Il mio è un Paese maschilista e le donne sono viste come cittadine di “serie B”, poiché non sono indipendenti e quindi non possono decidere per loro stesse. Ed è proprio per questo che ho deciso di alzare la voce, incoraggiando altre ragazze ad intraprendere la mia stessa strada, affinché si creasse una nuova cultura nel mondo sportivo che mai era esistita. E’ per questo che per me giocare a calcio significa un mondo di felicità, successi, forza e potenza.

Con quale epiteto tu e le altre calciatrici venivate tacciate dagli uomini?
Quando abbiamo iniziato a giocare a calcio in Afghanistan siamo state le prime donne a farlo, quindi abbiamo dovuto affrontare parecchi problemi perché il gioco del pallone era sempre e solo stato associato al genere maschile. Così gli uomini ci chiamavano prostitute ed è anche accaduto che ci lanciassero contro delle pietre. Per noi era impossibile allenarci nei luoghi pubblici perché la gente pensava che il nostro comportamento fosse offensivo verso cultura e religione.  Oggi fortunatamente la situazione è cambiata e le donne posso giocare negli stadi e hanno anche i loro supporters, sia maschili che femminili: in tutto più di 1000 ragazze giocano a calcio nelle diverse province della mia Nazione e abbiamo anche allenatrici ed arbitri.   

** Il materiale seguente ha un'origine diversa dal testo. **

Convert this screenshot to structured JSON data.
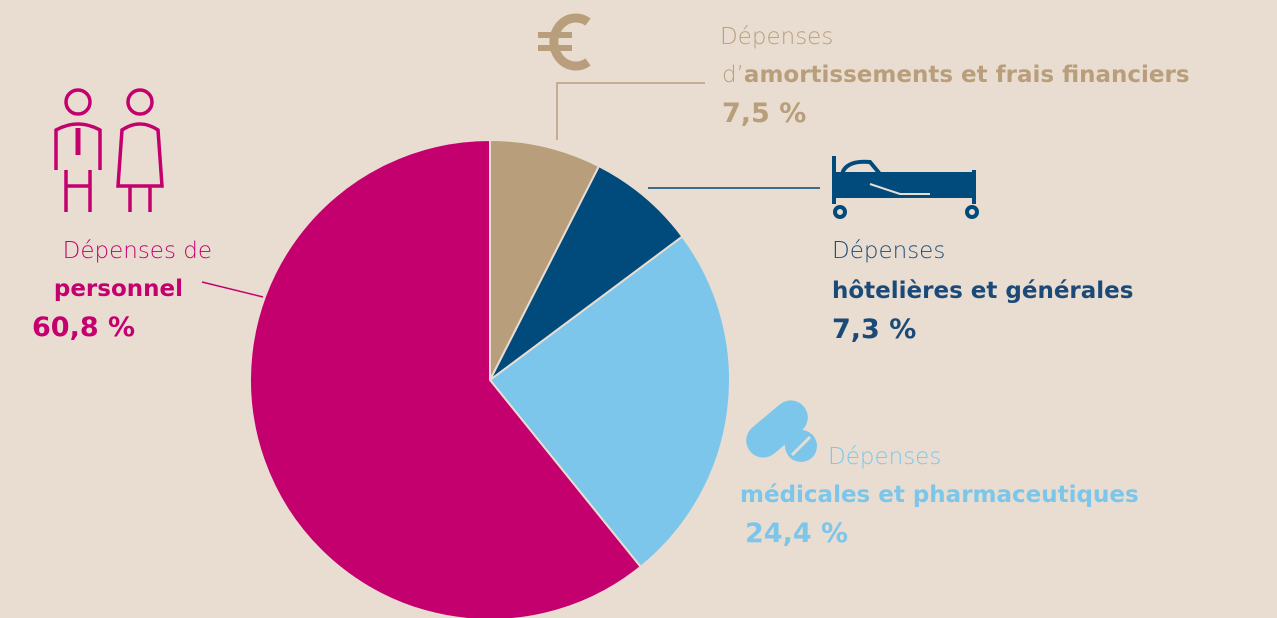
{
  "chart_data": {
    "type": "pie",
    "categories": [
      {
        "light": "Dépenses",
        "prefix": "d’",
        "bold": "amortissements et frais financiers"
      },
      {
        "light": "Dépenses",
        "bold": "hôtelières et générales"
      },
      {
        "light": "Dépenses",
        "bold": "médicales et pharmaceutiques"
      },
      {
        "light": "Dépenses de",
        "bold": "personnel"
      }
    ],
    "values": [
      7.5,
      7.3,
      24.4,
      60.8
    ],
    "value_labels": [
      "7,5 %",
      "7,3 %",
      "24,4 %",
      "60,8 %"
    ],
    "colors": [
      "#b89e7a",
      "#004a7c",
      "#7bc6ea",
      "#c4006f"
    ]
  }
}
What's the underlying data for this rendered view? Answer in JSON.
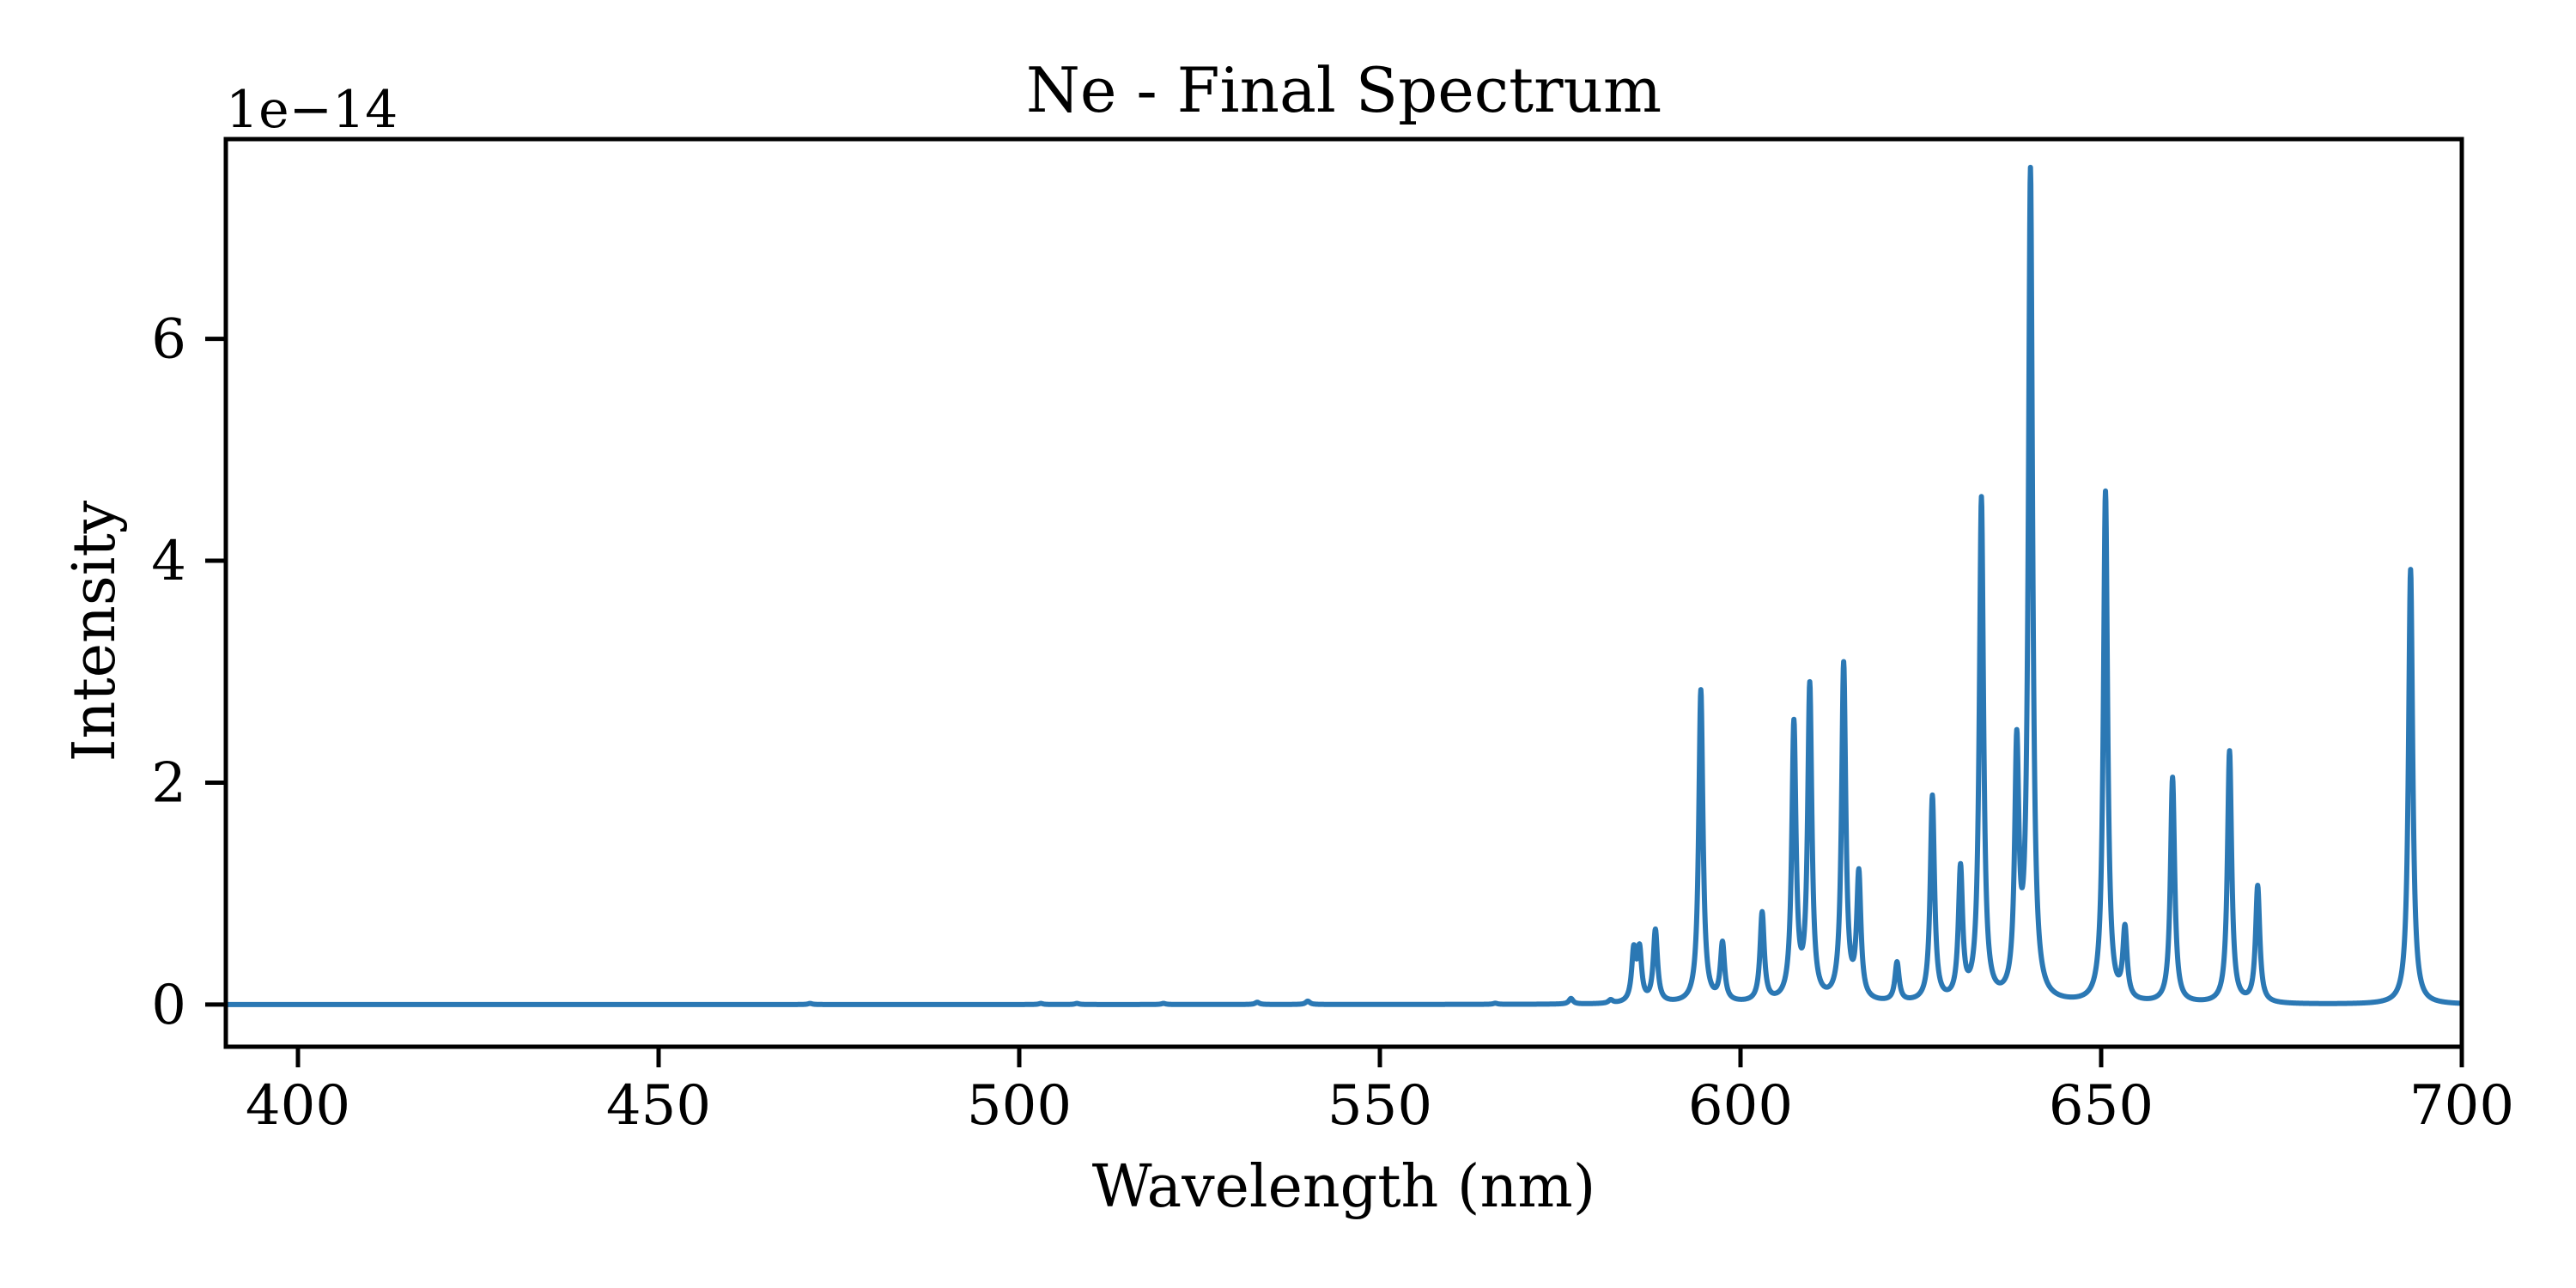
{
  "chart_data": {
    "type": "line",
    "title": "Ne - Final Spectrum",
    "xlabel": "Wavelength (nm)",
    "ylabel": "Intensity",
    "y_offset_text": "1e−14",
    "xlim": [
      390,
      700
    ],
    "ylim": [
      -0.38,
      7.8
    ],
    "x_ticks": [
      400,
      450,
      500,
      550,
      600,
      650,
      700
    ],
    "x_tick_labels": [
      "400",
      "450",
      "500",
      "550",
      "600",
      "650",
      "700"
    ],
    "y_ticks": [
      0,
      2,
      4,
      6
    ],
    "y_tick_labels": [
      "0",
      "2",
      "4",
      "6"
    ],
    "grid": false,
    "series": [
      {
        "color": "#2b78b4",
        "peaks": [
          {
            "x": 471.0,
            "y": 0.01
          },
          {
            "x": 503.0,
            "y": 0.01
          },
          {
            "x": 508.0,
            "y": 0.01
          },
          {
            "x": 520.0,
            "y": 0.01
          },
          {
            "x": 533.0,
            "y": 0.02
          },
          {
            "x": 540.0,
            "y": 0.03
          },
          {
            "x": 566.0,
            "y": 0.01
          },
          {
            "x": 576.5,
            "y": 0.05
          },
          {
            "x": 582.0,
            "y": 0.03
          },
          {
            "x": 585.2,
            "y": 0.45
          },
          {
            "x": 586.0,
            "y": 0.45
          },
          {
            "x": 588.2,
            "y": 0.65
          },
          {
            "x": 594.5,
            "y": 2.82
          },
          {
            "x": 597.5,
            "y": 0.52
          },
          {
            "x": 603.0,
            "y": 0.8
          },
          {
            "x": 607.4,
            "y": 2.48
          },
          {
            "x": 609.6,
            "y": 2.82
          },
          {
            "x": 614.3,
            "y": 3.03
          },
          {
            "x": 616.4,
            "y": 1.12
          },
          {
            "x": 621.7,
            "y": 0.35
          },
          {
            "x": 626.6,
            "y": 1.85
          },
          {
            "x": 630.5,
            "y": 1.17
          },
          {
            "x": 633.4,
            "y": 4.52
          },
          {
            "x": 638.3,
            "y": 2.2
          },
          {
            "x": 640.2,
            "y": 7.45
          },
          {
            "x": 650.6,
            "y": 4.6
          },
          {
            "x": 653.3,
            "y": 0.63
          },
          {
            "x": 659.9,
            "y": 2.03
          },
          {
            "x": 667.8,
            "y": 2.27
          },
          {
            "x": 671.7,
            "y": 1.05
          },
          {
            "x": 692.9,
            "y": 3.92
          }
        ]
      }
    ]
  }
}
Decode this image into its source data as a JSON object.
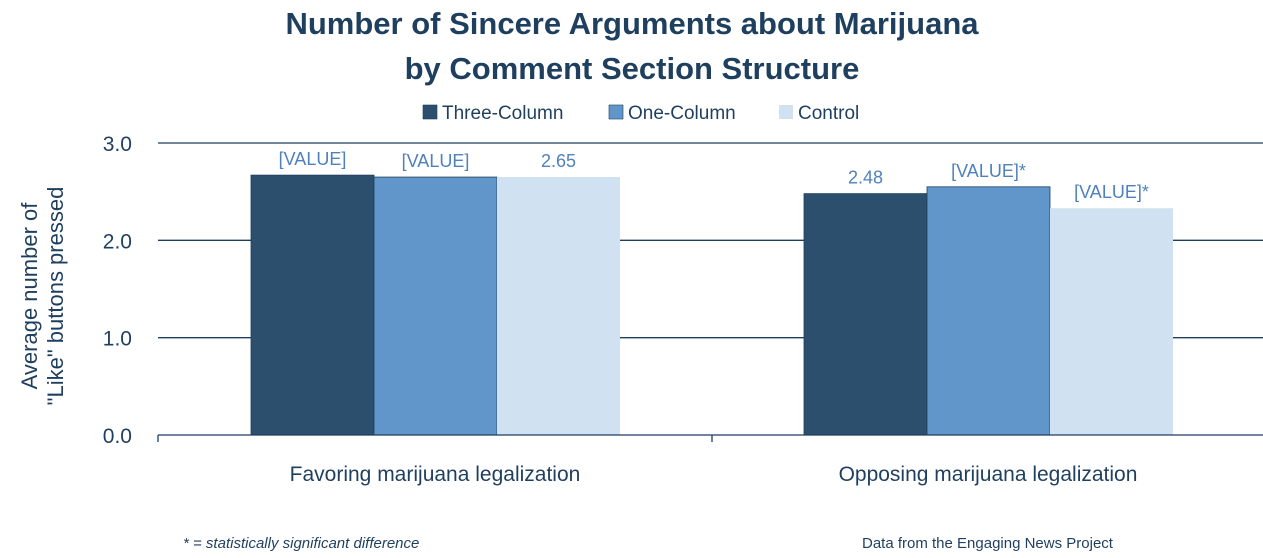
{
  "chart_data": {
    "type": "bar",
    "title_lines": [
      "Number of Sincere Arguments about Marijuana",
      "by Comment Section Structure"
    ],
    "ylabel_lines": [
      "Average number of",
      "\"Like\" buttons pressed"
    ],
    "xlabel": "",
    "ylim": [
      0,
      3
    ],
    "yticks": [
      "0.0",
      "1.0",
      "2.0",
      "3.0"
    ],
    "grid": true,
    "legend_position": "top-center",
    "categories": [
      "Favoring marijuana legalization",
      "Opposing marijuana legalization"
    ],
    "series": [
      {
        "name": "Three-Column",
        "color": "#2c4f6e",
        "values": [
          2.67,
          2.48
        ],
        "labels": [
          "[VALUE]",
          "2.48"
        ]
      },
      {
        "name": "One-Column",
        "color": "#6096c9",
        "values": [
          2.65,
          2.55
        ],
        "labels": [
          "[VALUE]",
          "[VALUE]*"
        ]
      },
      {
        "name": "Control",
        "color": "#d0e1f2",
        "values": [
          2.65,
          2.33
        ],
        "labels": [
          "2.65",
          "[VALUE]*"
        ]
      }
    ]
  },
  "footnotes": {
    "left": "* = statistically significant difference",
    "right": "Data from the Engaging News Project"
  }
}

Hai temuto di poter essere uccisa?
Sì, ho temuto per la mia vita poiché ho ricevuto tante minacce di morte dalle persone che volevano zittire la mia voce. Ma ho continuato e continuo tuttora a lavorare anche oggi per il bene delle donne. 

Perché sei andata in India prima e ti sei trasferita poi in Danimarca?
Semplicemente perché stata costretta a farlo. Temevo per la mia incolumità e per quella della mia famiglia. 

Adesso che hai smesso di giocare di cosa ti occupi?
Ho appeso le scarpe al chiodo solo come professionista, chiaramente continuo a divertirmi con i miei amici, anche perché la soddisfazione di poter solo scendere in campo e godere del diritto di farlo, mi fa sentire libera. Oggi ho fondato la mia organizzazione, “Girl Power Organization”, con la quale programmo attività ed eventi per immigrati e rifugiati. Sono anche Direttrice di “Goal 2016”, un progetto della Federazione Afgana del calcio femminile e collaboro anche con “Hummel”, lo sponsor tecnico delle maglie della Nazionale. 

Qual è il tuo sogno nel mondo del calcio?
Che le donne possano giocare libere, senza paura o pressioni, come me. E sarebbe bello che un giorno la stessa ammirazione e lo stesso rispetto che hanno i calciatori professionisti venga indirizzato anche verso le giocatrici femmine. Quando secondo te in Afghanistan la situazione cambierà in modo definitivo? Probabilmente servono ancora 30 anni e una nuova generazione per questo. E intanto io lavorerò il più duramente possibile per dare alle donne in giro per il mondo la possibilità di realizzare i propri sogni.